Carnegie identifies the three apprenticeships to which law schools should strive: (1) "intellectual or cognitive"; (2) “forms of expert practice shared by practitioners”; and (3) “ethical standards, social roles, and responsibilities that mark the professional.” (P. 28) The Report acknowledges that law schools have devoted most of their efforts to the first apprenticeship, developing analytical thinking through the case dialogue method. After an exhaustive analysis of the case-dialogue method and acknowledgment that it helps law students in the cognitive realm, he Report observes: "Beginning students’ legal education almost entirely at one end of the pedagogical continuum (i.e., cognitive) is simply not the best start for introducing students to the full scope and demands of the law.” (P. 82)
Thus, the Report recommends that law schools, from first year to third year, in doctrinal courses--as supplemented by clinical courses, internships, and externships--teach in a way that integrates the three apprenticeships into the class. To accomplish that goal, law teachers will have to cut down on the degree to which they rely exclusively on the case-dialogue method. Carnegie cites research from pedagogical experts showing that applying a concept by doing it after reading and talking about it will allow students to learn more deeply. (P. 100)
Another way to view the misconception about the Report is to say, as many do, that the Report calls for emphasis on "skills" training, as if it is an isolated area of a student's formation. The misconception fails to see the Report's emphasis on integrating practice-oriented training as a way to enhance learning. Moreover, that process of separating skills from legal content and analysis has perhaps been the basis on which those resisting the reforms have formed the view that the recommendation will somehow reduce the quality of thought in the classroom. It's easier to criticize a method by characterizing it as somehow mundane or purely rote work. If one has to acknowledge that the method actually calls the teacher to instruct in a sophisticated combination of analysis blended with a practice-oriented exercise illustrating how the topic applies in practice--and thus to think more thoroughly about the intersection of theory and practice, one has a harder time criticizing the method. A critic can still say the method is unsound. This critic would have the problem, however, that educational research resoundingly supports the Carnegie recommendation. The report is calling for a method accepted in the educational field as a superior way to help students learn.

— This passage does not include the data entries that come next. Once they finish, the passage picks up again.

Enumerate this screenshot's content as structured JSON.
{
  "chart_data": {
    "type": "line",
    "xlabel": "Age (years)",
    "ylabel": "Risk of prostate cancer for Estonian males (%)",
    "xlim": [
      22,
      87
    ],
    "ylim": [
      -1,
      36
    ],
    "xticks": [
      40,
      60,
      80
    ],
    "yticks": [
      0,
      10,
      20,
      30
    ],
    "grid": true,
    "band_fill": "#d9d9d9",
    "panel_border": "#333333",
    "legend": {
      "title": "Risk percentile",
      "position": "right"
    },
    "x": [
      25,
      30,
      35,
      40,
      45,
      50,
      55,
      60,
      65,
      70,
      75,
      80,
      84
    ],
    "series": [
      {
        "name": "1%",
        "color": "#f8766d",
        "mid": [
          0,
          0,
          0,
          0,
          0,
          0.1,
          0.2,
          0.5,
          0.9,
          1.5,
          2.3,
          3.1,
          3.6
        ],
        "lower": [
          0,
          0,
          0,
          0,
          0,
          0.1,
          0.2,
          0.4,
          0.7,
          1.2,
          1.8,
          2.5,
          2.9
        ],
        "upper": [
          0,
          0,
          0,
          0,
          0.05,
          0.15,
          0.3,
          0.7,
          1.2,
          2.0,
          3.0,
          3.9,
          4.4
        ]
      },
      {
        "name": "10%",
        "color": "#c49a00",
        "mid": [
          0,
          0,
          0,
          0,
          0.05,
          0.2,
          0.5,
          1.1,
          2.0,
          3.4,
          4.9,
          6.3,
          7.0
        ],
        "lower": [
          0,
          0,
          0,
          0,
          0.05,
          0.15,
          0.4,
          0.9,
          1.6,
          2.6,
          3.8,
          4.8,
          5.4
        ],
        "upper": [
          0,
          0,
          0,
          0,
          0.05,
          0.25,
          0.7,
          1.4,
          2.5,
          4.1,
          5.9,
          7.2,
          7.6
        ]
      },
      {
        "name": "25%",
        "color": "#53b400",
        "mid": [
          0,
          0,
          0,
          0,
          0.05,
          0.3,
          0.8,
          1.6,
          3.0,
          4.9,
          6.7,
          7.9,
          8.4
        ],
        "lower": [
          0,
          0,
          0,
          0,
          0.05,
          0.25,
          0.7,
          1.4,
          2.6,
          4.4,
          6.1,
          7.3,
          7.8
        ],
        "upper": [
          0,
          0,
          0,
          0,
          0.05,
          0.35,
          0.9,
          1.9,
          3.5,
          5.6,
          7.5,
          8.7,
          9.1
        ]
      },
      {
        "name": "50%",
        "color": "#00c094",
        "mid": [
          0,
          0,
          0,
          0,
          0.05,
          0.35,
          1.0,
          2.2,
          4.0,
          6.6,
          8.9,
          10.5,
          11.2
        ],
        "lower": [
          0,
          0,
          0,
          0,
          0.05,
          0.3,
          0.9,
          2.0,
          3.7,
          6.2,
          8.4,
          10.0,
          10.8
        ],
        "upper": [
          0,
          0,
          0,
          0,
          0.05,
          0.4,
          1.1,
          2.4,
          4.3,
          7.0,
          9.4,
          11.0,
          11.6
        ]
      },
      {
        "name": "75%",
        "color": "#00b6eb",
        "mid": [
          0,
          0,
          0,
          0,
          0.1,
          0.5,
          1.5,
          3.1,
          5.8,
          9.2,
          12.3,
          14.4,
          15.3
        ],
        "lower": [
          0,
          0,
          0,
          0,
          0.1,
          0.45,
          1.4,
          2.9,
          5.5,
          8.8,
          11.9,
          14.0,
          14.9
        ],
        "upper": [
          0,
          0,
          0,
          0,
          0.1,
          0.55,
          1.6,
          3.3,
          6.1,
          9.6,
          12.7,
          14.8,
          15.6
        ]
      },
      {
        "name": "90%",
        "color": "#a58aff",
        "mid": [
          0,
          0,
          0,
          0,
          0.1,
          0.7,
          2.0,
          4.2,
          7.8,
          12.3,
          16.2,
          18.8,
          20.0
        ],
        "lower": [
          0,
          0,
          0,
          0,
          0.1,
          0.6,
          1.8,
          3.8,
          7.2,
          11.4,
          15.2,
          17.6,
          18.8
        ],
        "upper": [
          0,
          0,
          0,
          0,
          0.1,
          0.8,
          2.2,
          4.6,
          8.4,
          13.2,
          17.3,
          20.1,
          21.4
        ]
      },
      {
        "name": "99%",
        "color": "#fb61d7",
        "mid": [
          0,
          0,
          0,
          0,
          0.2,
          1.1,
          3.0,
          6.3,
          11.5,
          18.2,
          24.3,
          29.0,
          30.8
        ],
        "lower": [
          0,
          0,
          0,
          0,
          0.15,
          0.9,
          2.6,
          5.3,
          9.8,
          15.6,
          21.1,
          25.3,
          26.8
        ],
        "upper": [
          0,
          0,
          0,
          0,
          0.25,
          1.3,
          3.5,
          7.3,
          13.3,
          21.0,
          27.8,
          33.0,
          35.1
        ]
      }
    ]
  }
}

If the critic can show how law is somehow so unique that an exception ought to exist, and students should learn content in one course and not have it reinforced by practice-based scenarios, then we need to see the argument.
Fairly stated, the Report calls on schools to integrate the three apprenticeships: "[T]he three aspects of legal apprenticeship [should] be linked so seamlessly that each contributes to the strength of the other” (P. 191) Yes, students would learn more of the craft of lawyering in classes traditionally devoted to the study of content of a body of law. Carnegie recognizes, moreover, the superiority of having students learn the craft in this way (e.g., through simulated practice reinforcing legal concepts), rather than having to rely exclusively on clinical and lawyering courses to do so. (P. 119)
I In short, Carnegie recommends an integrated method of teaching doctrinal courses in which "forms of practice shared by practitioners" enhance students' learning of the various subjects they learn in law school. The added benefit, of course, is that students are, even as they learn an area of the law, at the same time learning how lawyers apply that law in practice.
I Those who dissent from the Carnegie Report's recommendations should at least be fair. Characterize the recommendation as it is set forth in Educating Lawyers. At least then the debate can focus on the substance of the recommendation.